A Microsoft, uma empresa que visa lucro e expansão está certa em remodelar seus produtos para uma nova geração de usuários, afinal, entrar na segunda década do século XXI utilizando a mesma interface de quase 20 anos atrás não seria bonito para ela, mas a comunidade livre não se mexeu nessa direção e deixou a maré ficar cada vez mais violenta.
Separações, forks, mudanças perceptíveis apenas para quem faz o programa. A suíte de escritório OpenOffice perdeu importância para sua derivada LibreOffice, mas este ainda não mudou muita coisa. Mas a pergunta que podemos fazer é: agora que as coisas estão cada vez mais na nuvem, precisa?
O Google possui o seu Google Docs e a Microsoft viu que poderia ganhar uns trocados com a nuvem também e lançou o Office 360. Sua interface é perfeitamente adaptável a quem vem do Office 2007 ou 2010, agora, quem vem do Office 2010 consegue se adaptar tão bem aos LibreOffice e ao OpenOffice?

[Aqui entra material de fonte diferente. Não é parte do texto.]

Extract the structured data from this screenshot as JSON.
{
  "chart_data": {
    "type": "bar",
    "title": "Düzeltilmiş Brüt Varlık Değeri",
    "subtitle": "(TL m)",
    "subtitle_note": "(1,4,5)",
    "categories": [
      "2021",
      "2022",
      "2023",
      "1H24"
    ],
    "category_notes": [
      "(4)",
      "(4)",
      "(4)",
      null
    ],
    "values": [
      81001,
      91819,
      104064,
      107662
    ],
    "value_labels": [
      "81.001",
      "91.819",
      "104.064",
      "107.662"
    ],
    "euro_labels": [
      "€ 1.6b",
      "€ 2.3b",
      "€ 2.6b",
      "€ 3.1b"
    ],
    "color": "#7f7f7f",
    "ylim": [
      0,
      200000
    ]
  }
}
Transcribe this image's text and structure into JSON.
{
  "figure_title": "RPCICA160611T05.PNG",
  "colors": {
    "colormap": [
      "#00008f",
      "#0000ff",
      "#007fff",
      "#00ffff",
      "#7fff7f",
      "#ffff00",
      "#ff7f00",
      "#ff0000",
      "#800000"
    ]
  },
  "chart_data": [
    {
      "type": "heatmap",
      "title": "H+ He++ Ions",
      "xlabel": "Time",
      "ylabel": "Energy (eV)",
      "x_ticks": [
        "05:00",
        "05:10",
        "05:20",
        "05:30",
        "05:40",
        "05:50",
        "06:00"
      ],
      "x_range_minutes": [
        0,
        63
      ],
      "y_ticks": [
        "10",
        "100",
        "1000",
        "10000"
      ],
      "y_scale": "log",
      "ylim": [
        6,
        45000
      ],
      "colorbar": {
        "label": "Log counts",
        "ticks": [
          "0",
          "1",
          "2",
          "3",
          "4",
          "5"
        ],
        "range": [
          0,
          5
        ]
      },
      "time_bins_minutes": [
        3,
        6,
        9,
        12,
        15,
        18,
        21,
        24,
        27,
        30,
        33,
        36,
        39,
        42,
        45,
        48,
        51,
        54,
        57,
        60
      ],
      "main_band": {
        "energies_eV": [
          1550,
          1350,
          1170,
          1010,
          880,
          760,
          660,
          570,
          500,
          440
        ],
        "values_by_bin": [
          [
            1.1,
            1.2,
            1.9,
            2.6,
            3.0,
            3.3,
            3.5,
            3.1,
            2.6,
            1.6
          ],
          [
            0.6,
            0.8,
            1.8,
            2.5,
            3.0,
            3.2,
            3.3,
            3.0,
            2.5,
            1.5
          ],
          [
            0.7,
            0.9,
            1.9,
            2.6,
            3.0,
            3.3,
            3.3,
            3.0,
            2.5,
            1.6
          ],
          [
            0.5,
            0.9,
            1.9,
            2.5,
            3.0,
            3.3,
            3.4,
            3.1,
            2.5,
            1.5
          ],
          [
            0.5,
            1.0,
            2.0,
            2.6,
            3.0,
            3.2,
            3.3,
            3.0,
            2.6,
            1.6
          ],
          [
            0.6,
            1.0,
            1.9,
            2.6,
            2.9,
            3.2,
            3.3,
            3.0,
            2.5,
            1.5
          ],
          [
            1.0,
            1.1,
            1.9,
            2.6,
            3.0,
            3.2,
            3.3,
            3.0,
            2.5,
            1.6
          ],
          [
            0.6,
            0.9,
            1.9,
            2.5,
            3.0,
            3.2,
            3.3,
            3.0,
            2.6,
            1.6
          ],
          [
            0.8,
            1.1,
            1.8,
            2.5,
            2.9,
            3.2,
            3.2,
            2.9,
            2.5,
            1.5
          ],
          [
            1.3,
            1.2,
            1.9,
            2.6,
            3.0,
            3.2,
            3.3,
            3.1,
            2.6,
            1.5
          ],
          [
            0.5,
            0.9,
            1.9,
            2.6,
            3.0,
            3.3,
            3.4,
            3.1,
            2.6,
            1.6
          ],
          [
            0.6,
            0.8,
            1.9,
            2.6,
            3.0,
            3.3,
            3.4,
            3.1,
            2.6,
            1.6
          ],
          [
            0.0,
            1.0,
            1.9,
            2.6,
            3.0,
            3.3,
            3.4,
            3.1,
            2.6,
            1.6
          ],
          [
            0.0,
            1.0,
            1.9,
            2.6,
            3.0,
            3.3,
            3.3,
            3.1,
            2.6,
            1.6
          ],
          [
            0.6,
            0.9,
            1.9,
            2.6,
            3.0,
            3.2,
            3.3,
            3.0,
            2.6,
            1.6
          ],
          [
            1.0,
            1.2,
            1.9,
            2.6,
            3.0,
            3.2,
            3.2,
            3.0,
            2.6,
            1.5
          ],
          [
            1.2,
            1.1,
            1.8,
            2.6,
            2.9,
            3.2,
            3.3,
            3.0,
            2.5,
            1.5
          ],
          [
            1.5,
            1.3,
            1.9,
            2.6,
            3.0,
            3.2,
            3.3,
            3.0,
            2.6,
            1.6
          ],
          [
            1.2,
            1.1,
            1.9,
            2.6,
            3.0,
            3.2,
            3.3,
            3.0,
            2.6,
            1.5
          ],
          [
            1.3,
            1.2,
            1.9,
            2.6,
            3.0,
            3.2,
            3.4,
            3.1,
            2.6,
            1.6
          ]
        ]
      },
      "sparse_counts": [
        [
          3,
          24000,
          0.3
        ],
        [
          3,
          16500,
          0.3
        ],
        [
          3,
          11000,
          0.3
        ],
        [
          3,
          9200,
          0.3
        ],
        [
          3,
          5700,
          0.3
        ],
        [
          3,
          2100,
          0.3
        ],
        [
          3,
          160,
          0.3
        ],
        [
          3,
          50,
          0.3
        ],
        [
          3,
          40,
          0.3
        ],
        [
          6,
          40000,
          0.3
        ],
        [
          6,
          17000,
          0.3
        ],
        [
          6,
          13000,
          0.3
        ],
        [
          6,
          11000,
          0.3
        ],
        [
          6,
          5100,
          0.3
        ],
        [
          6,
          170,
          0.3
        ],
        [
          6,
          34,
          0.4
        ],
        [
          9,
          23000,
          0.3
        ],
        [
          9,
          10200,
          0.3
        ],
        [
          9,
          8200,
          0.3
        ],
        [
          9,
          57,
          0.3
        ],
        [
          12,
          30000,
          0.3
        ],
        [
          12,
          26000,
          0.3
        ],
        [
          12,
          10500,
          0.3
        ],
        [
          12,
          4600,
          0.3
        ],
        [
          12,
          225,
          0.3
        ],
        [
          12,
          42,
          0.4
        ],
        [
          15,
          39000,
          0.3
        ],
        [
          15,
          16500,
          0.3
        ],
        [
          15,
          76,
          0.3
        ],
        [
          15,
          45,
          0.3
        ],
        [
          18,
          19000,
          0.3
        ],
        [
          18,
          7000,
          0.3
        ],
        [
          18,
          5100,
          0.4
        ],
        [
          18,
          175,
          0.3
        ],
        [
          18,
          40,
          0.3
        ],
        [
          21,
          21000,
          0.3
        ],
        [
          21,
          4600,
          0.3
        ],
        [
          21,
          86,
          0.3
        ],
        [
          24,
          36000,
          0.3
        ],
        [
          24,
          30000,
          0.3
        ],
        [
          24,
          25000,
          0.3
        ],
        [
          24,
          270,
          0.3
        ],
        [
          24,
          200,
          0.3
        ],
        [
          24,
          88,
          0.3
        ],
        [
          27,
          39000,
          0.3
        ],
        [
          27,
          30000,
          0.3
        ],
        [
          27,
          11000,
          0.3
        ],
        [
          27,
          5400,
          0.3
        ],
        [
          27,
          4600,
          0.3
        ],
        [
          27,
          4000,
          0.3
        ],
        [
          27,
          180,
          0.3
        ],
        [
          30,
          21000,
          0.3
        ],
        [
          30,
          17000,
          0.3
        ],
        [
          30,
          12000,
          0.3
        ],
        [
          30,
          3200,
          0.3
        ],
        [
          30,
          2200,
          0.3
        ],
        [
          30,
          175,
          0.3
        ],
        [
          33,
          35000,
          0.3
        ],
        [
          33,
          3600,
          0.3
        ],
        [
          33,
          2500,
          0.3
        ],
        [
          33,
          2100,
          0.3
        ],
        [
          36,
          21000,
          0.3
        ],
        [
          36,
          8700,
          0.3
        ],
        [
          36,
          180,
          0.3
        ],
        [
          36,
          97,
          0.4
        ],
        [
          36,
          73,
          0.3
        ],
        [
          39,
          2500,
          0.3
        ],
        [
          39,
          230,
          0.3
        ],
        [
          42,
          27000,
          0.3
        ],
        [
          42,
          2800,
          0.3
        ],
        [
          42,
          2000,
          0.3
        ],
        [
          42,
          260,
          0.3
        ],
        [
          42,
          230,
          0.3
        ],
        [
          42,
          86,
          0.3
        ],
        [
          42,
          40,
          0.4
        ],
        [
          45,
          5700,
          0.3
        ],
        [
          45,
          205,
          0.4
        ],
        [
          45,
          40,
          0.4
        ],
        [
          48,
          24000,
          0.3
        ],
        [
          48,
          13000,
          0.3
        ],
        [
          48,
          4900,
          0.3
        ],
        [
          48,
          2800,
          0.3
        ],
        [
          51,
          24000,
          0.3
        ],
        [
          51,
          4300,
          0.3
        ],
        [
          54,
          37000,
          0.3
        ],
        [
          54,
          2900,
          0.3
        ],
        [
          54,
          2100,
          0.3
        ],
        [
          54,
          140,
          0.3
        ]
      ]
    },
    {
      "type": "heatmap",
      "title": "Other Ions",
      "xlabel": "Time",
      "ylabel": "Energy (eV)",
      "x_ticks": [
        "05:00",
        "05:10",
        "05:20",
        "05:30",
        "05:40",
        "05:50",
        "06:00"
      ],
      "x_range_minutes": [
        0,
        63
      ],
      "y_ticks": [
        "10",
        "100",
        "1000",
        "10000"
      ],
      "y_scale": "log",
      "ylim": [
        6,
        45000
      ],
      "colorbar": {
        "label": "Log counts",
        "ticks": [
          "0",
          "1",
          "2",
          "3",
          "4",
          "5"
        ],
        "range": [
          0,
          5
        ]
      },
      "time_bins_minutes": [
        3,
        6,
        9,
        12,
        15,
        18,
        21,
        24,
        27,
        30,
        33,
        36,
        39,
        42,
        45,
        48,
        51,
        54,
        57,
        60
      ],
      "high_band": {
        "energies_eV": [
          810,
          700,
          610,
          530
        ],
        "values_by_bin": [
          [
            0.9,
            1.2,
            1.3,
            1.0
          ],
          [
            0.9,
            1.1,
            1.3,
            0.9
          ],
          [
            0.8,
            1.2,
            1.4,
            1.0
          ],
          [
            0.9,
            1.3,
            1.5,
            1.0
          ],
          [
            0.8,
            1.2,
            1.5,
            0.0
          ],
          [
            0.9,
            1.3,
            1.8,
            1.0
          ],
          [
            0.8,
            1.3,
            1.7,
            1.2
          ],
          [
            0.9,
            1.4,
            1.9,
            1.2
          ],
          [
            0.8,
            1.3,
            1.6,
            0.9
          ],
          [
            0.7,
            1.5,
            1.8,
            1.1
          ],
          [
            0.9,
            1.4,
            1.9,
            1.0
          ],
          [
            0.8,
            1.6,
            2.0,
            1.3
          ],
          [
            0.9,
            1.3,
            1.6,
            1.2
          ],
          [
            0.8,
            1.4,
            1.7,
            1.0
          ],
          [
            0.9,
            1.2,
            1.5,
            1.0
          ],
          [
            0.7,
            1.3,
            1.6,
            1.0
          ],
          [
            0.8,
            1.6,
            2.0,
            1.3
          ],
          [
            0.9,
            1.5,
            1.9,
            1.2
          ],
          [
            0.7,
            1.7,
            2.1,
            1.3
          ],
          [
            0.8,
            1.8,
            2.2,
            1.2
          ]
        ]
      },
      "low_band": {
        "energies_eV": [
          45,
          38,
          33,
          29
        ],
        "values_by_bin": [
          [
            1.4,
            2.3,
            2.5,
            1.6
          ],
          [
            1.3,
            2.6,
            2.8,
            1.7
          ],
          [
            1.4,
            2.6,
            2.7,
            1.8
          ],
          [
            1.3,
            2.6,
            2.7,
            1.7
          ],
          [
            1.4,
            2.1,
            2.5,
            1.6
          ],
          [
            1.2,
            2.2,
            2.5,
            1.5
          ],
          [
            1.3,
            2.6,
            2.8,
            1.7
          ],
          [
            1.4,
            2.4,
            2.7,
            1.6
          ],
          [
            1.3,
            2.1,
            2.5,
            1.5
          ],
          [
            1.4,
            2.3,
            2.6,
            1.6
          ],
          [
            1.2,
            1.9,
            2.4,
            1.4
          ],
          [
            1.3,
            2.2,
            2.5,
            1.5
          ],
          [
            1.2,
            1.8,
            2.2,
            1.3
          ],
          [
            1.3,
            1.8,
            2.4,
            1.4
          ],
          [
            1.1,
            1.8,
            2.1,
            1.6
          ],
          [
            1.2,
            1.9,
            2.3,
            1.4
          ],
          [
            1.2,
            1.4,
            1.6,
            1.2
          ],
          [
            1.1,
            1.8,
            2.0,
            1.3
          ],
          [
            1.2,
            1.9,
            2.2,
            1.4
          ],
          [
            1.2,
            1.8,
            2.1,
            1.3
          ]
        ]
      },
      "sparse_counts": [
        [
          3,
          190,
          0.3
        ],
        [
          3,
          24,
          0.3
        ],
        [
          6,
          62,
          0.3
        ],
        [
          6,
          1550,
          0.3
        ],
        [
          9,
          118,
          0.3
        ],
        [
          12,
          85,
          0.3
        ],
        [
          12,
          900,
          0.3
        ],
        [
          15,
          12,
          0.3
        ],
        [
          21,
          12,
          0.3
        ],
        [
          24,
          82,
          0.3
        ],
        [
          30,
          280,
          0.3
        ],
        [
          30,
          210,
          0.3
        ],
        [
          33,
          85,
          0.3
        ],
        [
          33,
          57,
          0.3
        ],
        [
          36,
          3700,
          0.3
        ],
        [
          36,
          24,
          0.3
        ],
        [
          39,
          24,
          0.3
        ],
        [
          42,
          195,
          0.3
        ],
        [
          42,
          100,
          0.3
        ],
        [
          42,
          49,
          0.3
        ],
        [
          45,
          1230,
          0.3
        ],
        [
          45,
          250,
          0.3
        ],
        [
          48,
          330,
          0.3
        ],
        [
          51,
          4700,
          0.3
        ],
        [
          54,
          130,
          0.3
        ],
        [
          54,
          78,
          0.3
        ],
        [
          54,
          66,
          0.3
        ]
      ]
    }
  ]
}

Seria hora das suítes livres se reinventarem ou cairem no ostracismo para as soluções na nuvem?
Uma extensa comunidade, cheia de pessoas com boa vontade, também está lotada de pessoas com ânsia de terem seu ego massageado. A politicagem dentro das comunidades livres estaria atrapalhando a evolução dos softwares livres? Boas ideias não faltam, como a ideia de remodelagem do brasileiro PauloUP, que mostrou em 2011 um mockup maravilhoso do que seria o novo LibreOffice, mas cadê as boas almas para fazê-las? O LibreOffice Citrus foi recursivamente recusado…
Não me importaria em pagar por uma suíte de escritório para Linux. Mesmo que ela não fosse livre, contanto que tivesse as funcionalidades que tem, mas que fosse moderna e combinasse com o resto do meu computador. Não quero um software com cara de anos 90. Me considero uma pessoa da geração Y.
O motivo desta postagem não é colocar em jogo as funcionalidades dos softwares de produtividade open-source. Todo o livro “Ubuntu – Guia do Iniciante 2.0″ foi produzido no LibreOffice. Ele é muito bom, mas tenho uma imensa inveja dos outros sistemas que tem uma suíte de escritório mais “cool”.
Não estou sendo ingrato ou irônico, mas aqui vai uma revelação bombástica: estou esperando apenas a Microsoft anunciar o Office 360 para usuários domésticos para comprar minha licença. Enquanto isso, uso o LibreOffice em documentos sérios e o Microsoft Office no WINE para me consolar de vez em quando.